At six months old, on September 1, 2005 Kelsey was diagnosed with cancer of the adrenal gland with at least six additional tumors that had spread into her lungs. By February 2006 her cancer had continued to spread into her liver.
The tumor in her adrenal gland was successfully removed with surgery, resulting in the loss of her left adrenal gland and left kidney. Her family was informed by the oncologists at M.D. Anderson Cancer Center that the only treatment available to address Kelsey’s cancer that had metastasized was chemotherapy.

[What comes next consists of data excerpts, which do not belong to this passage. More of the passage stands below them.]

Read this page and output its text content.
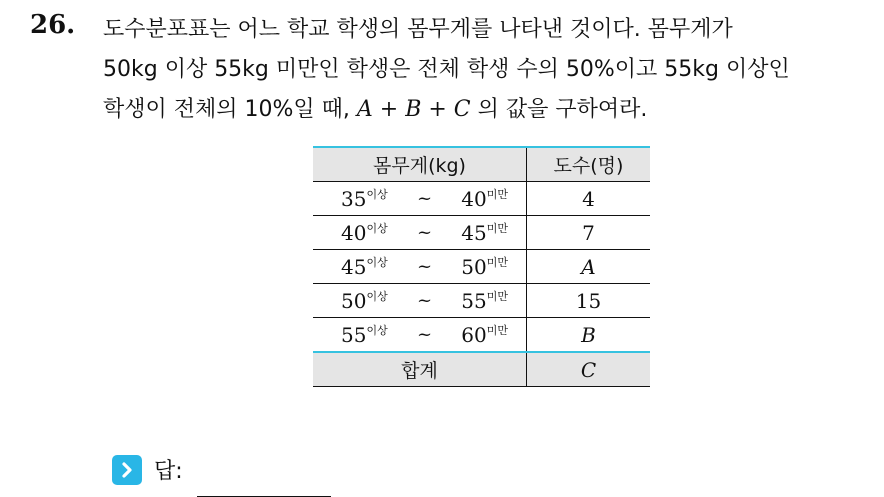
26. 도수분포표는 어느 학교 학생의 몸무게를 나타낸 것이다. 몸무게가
50kg 이상 55kg 미만인 학생은 전체 학생 수의 50%이고 55kg 이상인
학생이 전체의 10%일 때, A + B + C 의 값을 구하여라.
몸무게(kg)	도수(명)

$35^{이상}$ ~ $40^{미만}$	4

$40^{이상}$ ~ $45^{미만}$	7

$45^{이상}$ ~ $50^{미만}$	A

$50^{이상}$ ~ $55^{미만}$	15

$55^{이상}$ ~ $60^{미만}$	B
합계	C
답:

The chemotherapy offered to treat Kelsey Hill was a combination of Mitotane (a chemotherapy that has no peer-reviewed histological studies to demonstrate it’s effectiveness or safety in children [Mayo clinic]), Doxorubicin (side effects include: leukemia, heart failure, infertility, vomiting, and mouth sores [ACS] —this chemotherapy has been poetically nick-named by doctors as “Red Death” [How Doctors Think]), Etoposide (side effects include: leukemia, nerve damage, inability to fight infections, and vomiting [ACS]), and Cisplatin (side effects include: kidney damage, hearing damage, nerve damage, infertility, and vomiting [ACS]).
While researching the chemotherapeutic agents M.D. Anderson was offering Kelsey, they noticed that the most recent FDA-approved chemotherapy they offered was Doxorubicin—which was approved in December of 1987. Etoposide was approved in 1983, and Cisplatin was approved in 1978. The oldest drug they wanted to give Kelsey was Mitotane, a derivative of the insecticide “DDT”, approved in July of 1970. (You can view a list of other off-patent oncology drugs here).

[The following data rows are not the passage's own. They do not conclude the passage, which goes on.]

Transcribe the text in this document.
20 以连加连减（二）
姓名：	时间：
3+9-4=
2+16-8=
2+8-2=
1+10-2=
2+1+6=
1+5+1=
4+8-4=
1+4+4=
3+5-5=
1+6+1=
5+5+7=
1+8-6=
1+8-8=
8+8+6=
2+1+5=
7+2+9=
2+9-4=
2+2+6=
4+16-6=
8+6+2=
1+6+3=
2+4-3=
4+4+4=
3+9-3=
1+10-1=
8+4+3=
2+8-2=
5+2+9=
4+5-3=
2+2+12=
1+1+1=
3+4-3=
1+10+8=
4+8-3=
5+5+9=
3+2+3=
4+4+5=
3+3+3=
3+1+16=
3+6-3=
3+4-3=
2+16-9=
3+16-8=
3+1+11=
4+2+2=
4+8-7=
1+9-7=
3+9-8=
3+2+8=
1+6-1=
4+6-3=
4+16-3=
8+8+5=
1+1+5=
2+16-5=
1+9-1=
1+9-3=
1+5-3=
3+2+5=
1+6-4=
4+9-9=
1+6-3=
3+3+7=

Steven Hill: “I realized, this isn’t the cutting edge of technology, they are giving us the same old stuff.”
Sarah Hill: “They told us admittedly—this is the most toxic regimen that we have. We have a six-month old with one kidney, and the side effects were kidney failure, leukemia—other kinds of cancers. I thought, even if she is going to pass away, I can’t do this to her.”